In June 2009, the Department of Defense announced that Force Protection Industries, Inc., Ladson, S.C., had been awarded a $21,440,496 firm-fixed-price delivery order #0012 modification by Marine Corps Systems Command, Quantico under previously awarded contract (M67854-07-D-5031) for the purchase of field service representative support for the installation of the independent suspension kits on the Mine Resistant Ambush Protected (MRAP) Cougar vehicles. Work would be performed at the MRAP Sustainment Facility in Kuwait. Work was expected to be completed by 31 December 2009.

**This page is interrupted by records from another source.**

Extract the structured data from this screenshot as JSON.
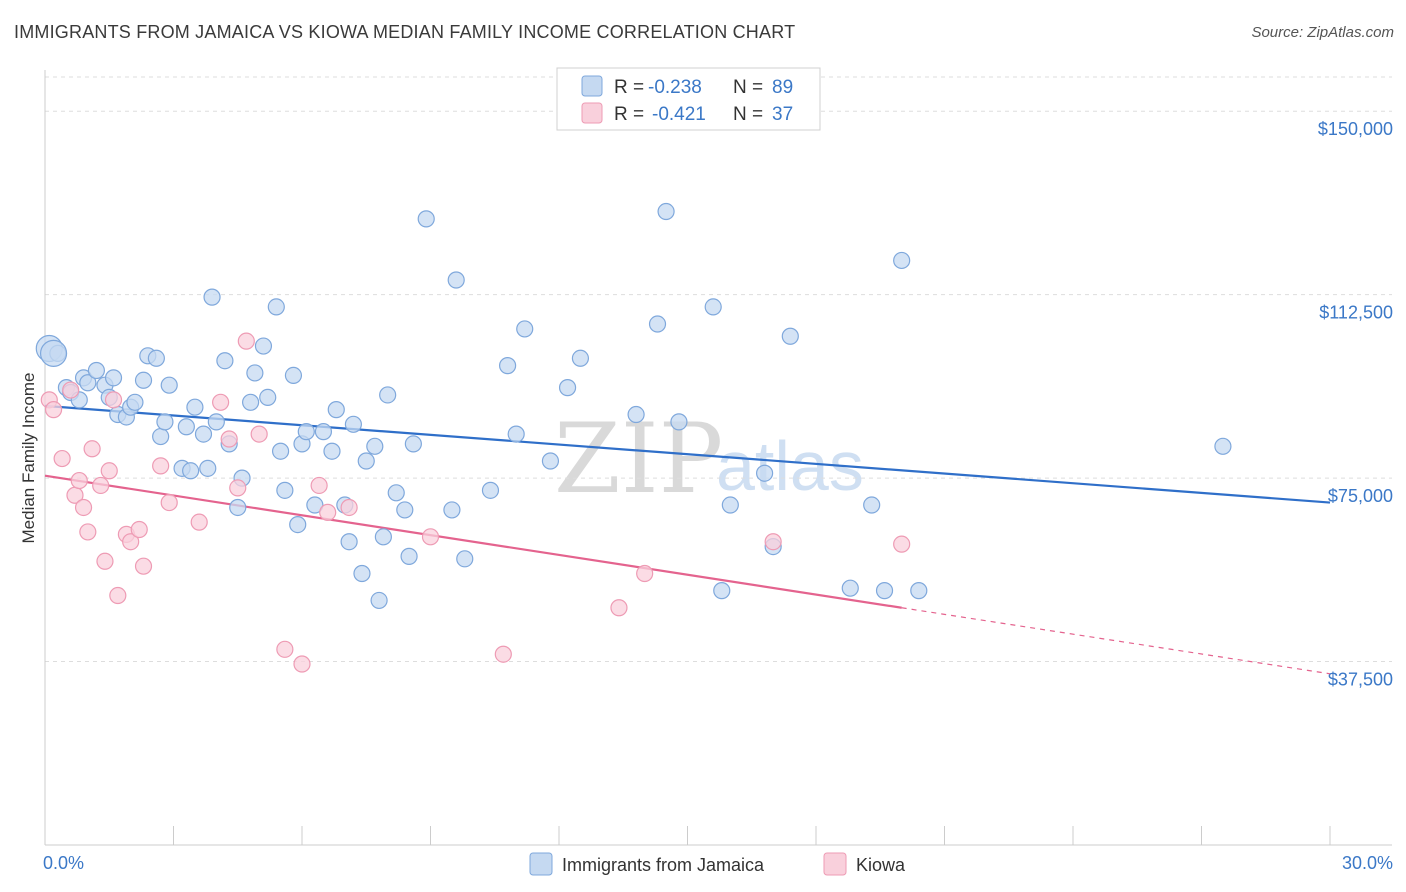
{
  "title": "IMMIGRANTS FROM JAMAICA VS KIOWA MEDIAN FAMILY INCOME CORRELATION CHART",
  "source": "Source: ZipAtlas.com",
  "watermark": {
    "zip": "ZIP",
    "atlas": "atlas"
  },
  "legend": {
    "series1": {
      "r_label": "R =",
      "r_value": "-0.238",
      "n_label": "N =",
      "n_value": "89"
    },
    "series2": {
      "r_label": "R =",
      "r_value": "-0.421",
      "n_label": "N =",
      "n_value": "37"
    }
  },
  "colors": {
    "jamaica_fill": "#c5d9f1",
    "jamaica_stroke": "#7fa8dc",
    "jamaica_line": "#2f6fc9",
    "kiowa_fill": "#f9d0dc",
    "kiowa_stroke": "#ee9bb4",
    "kiowa_line": "#e4638e",
    "grid": "#dddddd",
    "axis_text": "#3b78c7"
  },
  "chart_data": {
    "type": "scatter",
    "title": "IMMIGRANTS FROM JAMAICA VS KIOWA MEDIAN FAMILY INCOME CORRELATION CHART",
    "xlabel": "",
    "ylabel": "Median Family Income",
    "xlim": [
      0,
      30
    ],
    "ylim": [
      0,
      157000
    ],
    "x_tick_labels": [
      "0.0%",
      "30.0%"
    ],
    "y_ticks": [
      37500,
      75000,
      112500,
      150000
    ],
    "y_tick_labels": [
      "$37,500",
      "$75,000",
      "$112,500",
      "$150,000"
    ],
    "grid": true,
    "legend_position": "top-center",
    "series": [
      {
        "name": "Immigrants from Jamaica",
        "color": "#c5d9f1",
        "points": [
          [
            0.1,
            101500
          ],
          [
            0.3,
            100500
          ],
          [
            0.5,
            93500
          ],
          [
            0.6,
            92500
          ],
          [
            0.8,
            91000
          ],
          [
            0.9,
            95500
          ],
          [
            1.0,
            94500
          ],
          [
            1.2,
            97000
          ],
          [
            1.4,
            94000
          ],
          [
            1.5,
            91500
          ],
          [
            1.6,
            95500
          ],
          [
            1.7,
            88000
          ],
          [
            1.9,
            87500
          ],
          [
            2.0,
            89500
          ],
          [
            2.1,
            90500
          ],
          [
            2.3,
            95000
          ],
          [
            2.4,
            100000
          ],
          [
            2.6,
            99500
          ],
          [
            2.7,
            83500
          ],
          [
            2.8,
            86500
          ],
          [
            2.9,
            94000
          ],
          [
            3.2,
            77000
          ],
          [
            3.3,
            85500
          ],
          [
            3.4,
            76500
          ],
          [
            3.5,
            89500
          ],
          [
            3.7,
            84000
          ],
          [
            3.8,
            77000
          ],
          [
            3.9,
            112000
          ],
          [
            4.0,
            86500
          ],
          [
            4.2,
            99000
          ],
          [
            4.3,
            82000
          ],
          [
            4.5,
            69000
          ],
          [
            4.6,
            75000
          ],
          [
            4.8,
            90500
          ],
          [
            4.9,
            96500
          ],
          [
            5.1,
            102000
          ],
          [
            5.2,
            91500
          ],
          [
            5.4,
            110000
          ],
          [
            5.5,
            80500
          ],
          [
            5.6,
            72500
          ],
          [
            5.8,
            96000
          ],
          [
            5.9,
            65500
          ],
          [
            6.0,
            82000
          ],
          [
            6.1,
            84500
          ],
          [
            6.3,
            69500
          ],
          [
            6.5,
            84500
          ],
          [
            6.7,
            80500
          ],
          [
            6.8,
            89000
          ],
          [
            7.0,
            69500
          ],
          [
            7.1,
            62000
          ],
          [
            7.2,
            86000
          ],
          [
            7.4,
            55500
          ],
          [
            7.5,
            78500
          ],
          [
            7.7,
            81500
          ],
          [
            7.8,
            50000
          ],
          [
            7.9,
            63000
          ],
          [
            8.0,
            92000
          ],
          [
            8.5,
            59000
          ],
          [
            8.2,
            72000
          ],
          [
            8.4,
            68500
          ],
          [
            8.6,
            82000
          ],
          [
            8.9,
            128000
          ],
          [
            9.5,
            68500
          ],
          [
            9.6,
            115500
          ],
          [
            9.8,
            58500
          ],
          [
            10.4,
            72500
          ],
          [
            10.8,
            98000
          ],
          [
            11.0,
            84000
          ],
          [
            11.2,
            105500
          ],
          [
            11.8,
            78500
          ],
          [
            12.2,
            93500
          ],
          [
            12.5,
            99500
          ],
          [
            13.8,
            88000
          ],
          [
            14.3,
            106500
          ],
          [
            14.5,
            129500
          ],
          [
            14.8,
            86500
          ],
          [
            15.6,
            110000
          ],
          [
            15.8,
            52000
          ],
          [
            16.0,
            69500
          ],
          [
            16.8,
            76000
          ],
          [
            17.0,
            61000
          ],
          [
            17.4,
            104000
          ],
          [
            18.8,
            52500
          ],
          [
            19.3,
            69500
          ],
          [
            19.6,
            52000
          ],
          [
            20.0,
            119500
          ],
          [
            20.4,
            52000
          ],
          [
            27.5,
            81500
          ],
          [
            0.2,
            100500
          ]
        ],
        "trendline": {
          "x": [
            0,
            30
          ],
          "y": [
            91000,
            70000
          ]
        }
      },
      {
        "name": "Kiowa",
        "color": "#f9d0dc",
        "points": [
          [
            0.1,
            91000
          ],
          [
            0.2,
            89000
          ],
          [
            0.4,
            79000
          ],
          [
            0.6,
            93000
          ],
          [
            0.7,
            71500
          ],
          [
            0.8,
            74500
          ],
          [
            0.9,
            69000
          ],
          [
            1.0,
            64000
          ],
          [
            1.1,
            81000
          ],
          [
            1.3,
            73500
          ],
          [
            1.4,
            58000
          ],
          [
            1.5,
            76500
          ],
          [
            1.6,
            91000
          ],
          [
            1.7,
            51000
          ],
          [
            1.9,
            63500
          ],
          [
            2.0,
            62000
          ],
          [
            2.2,
            64500
          ],
          [
            2.3,
            57000
          ],
          [
            2.7,
            77500
          ],
          [
            2.9,
            70000
          ],
          [
            3.6,
            66000
          ],
          [
            4.1,
            90500
          ],
          [
            4.3,
            83000
          ],
          [
            4.5,
            73000
          ],
          [
            4.7,
            103000
          ],
          [
            5.0,
            84000
          ],
          [
            5.6,
            40000
          ],
          [
            6.0,
            37000
          ],
          [
            6.4,
            73500
          ],
          [
            6.6,
            68000
          ],
          [
            7.1,
            69000
          ],
          [
            9.0,
            63000
          ],
          [
            10.7,
            39000
          ],
          [
            13.4,
            48500
          ],
          [
            14.0,
            55500
          ],
          [
            17.0,
            62000
          ],
          [
            20.0,
            61500
          ]
        ],
        "trendline": {
          "x": [
            0,
            20,
            30
          ],
          "y": [
            75500,
            48500,
            35000
          ]
        }
      }
    ]
  },
  "bottom_legend": {
    "series1": "Immigrants from Jamaica",
    "series2": "Kiowa"
  }
}
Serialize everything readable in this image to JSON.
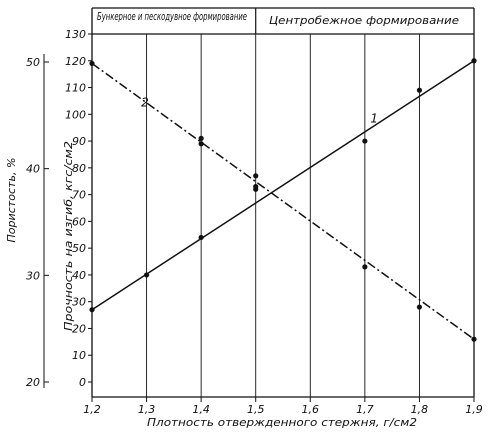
{
  "chart_data": {
    "type": "line",
    "region_labels": [
      "Бункерное и пескодувное формирование",
      "Центробежное формирование"
    ],
    "region_boundary_x": 1.5,
    "xlabel": "Плотность отвержденного стержня, г/см2",
    "ylabel_right": "Прочность на изгиб, кгс/см2",
    "ylabel_left": "Пористость, %",
    "x_ticks": [
      "1,2",
      "1,3",
      "1,4",
      "1,5",
      "1,6",
      "1,7",
      "1,8",
      "1,9"
    ],
    "x_tick_values": [
      1.2,
      1.3,
      1.4,
      1.5,
      1.6,
      1.7,
      1.8,
      1.9
    ],
    "xlim": [
      1.2,
      1.9
    ],
    "y_ticks": [
      "0",
      "10",
      "20",
      "30",
      "40",
      "50",
      "60",
      "70",
      "80",
      "90",
      "100",
      "110",
      "120",
      "130"
    ],
    "y_tick_values": [
      0,
      10,
      20,
      30,
      40,
      50,
      60,
      70,
      80,
      90,
      100,
      110,
      120,
      130
    ],
    "ylim": [
      0,
      130
    ],
    "y2_ticks": [
      "20",
      "30",
      "40",
      "50"
    ],
    "y2_tick_values": [
      20,
      30,
      40,
      50
    ],
    "series": [
      {
        "name": "1",
        "line_style": "solid",
        "points": [
          [
            1.2,
            27
          ],
          [
            1.3,
            40
          ],
          [
            1.4,
            54
          ],
          [
            1.5,
            77
          ],
          [
            1.5,
            72
          ],
          [
            1.7,
            90
          ],
          [
            1.8,
            109
          ],
          [
            1.9,
            120
          ]
        ]
      },
      {
        "name": "2",
        "line_style": "dash-dot",
        "points": [
          [
            1.2,
            119
          ],
          [
            1.4,
            91
          ],
          [
            1.4,
            89
          ],
          [
            1.5,
            73
          ],
          [
            1.7,
            43
          ],
          [
            1.8,
            28
          ],
          [
            1.9,
            16
          ]
        ]
      }
    ]
  }
}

In July 2009, the Department of Defense announced that Force Protection Industries, Inc., of Ladson, South Carolina, had been awarded a $58,009,282 firm-fixed-priced modification to previously awarded delivery order #0012 under previously awarded contract (M67854-07-D-5031) by Marine Corps Systems Command, Quantico for the purchase of Field Service Representative Support, Equipment, Consumables, Bench Stock, and Training for the Installation of the Independent Suspension Kits on the MRAP Cougar Vehicles. Work would be performed at the MRAP Sustainment Facility in Kuwait. Work was expected to be completed by 28 February 2010.

When Marines reported their Cougar MRAP vehicles operated well on-road, but needed improvements to operate off-road in the rugged Afghanistan terrain, the MRAP Joint Program Office took action. In partnership with industry, the Joint Program Office developed an independent suspension system (ISS) that greatly enhanced how the vehicle handled in rough terrain. They then began immediately modifying more than 2,500 Cougars with the ISS.

The bulk of the installations have been completed at the MRAP Sustainment Facility (MSF) in Kuwait by a dedicated team from government and industry work-ing together toward one goal: equipping the warfighter to win. The first modified trucks came off the MSF line in July 2009. In April 2010, the facility completed its 1,000th fully mission capable Cougar. Although the Marine Corps owned the majority of the Cougars, a portion of the ISS kits procured had been installed on Navy and Air Force Cougars. Future retrofits would include Marine Corps vehicles loaned to the Army and coalition forces.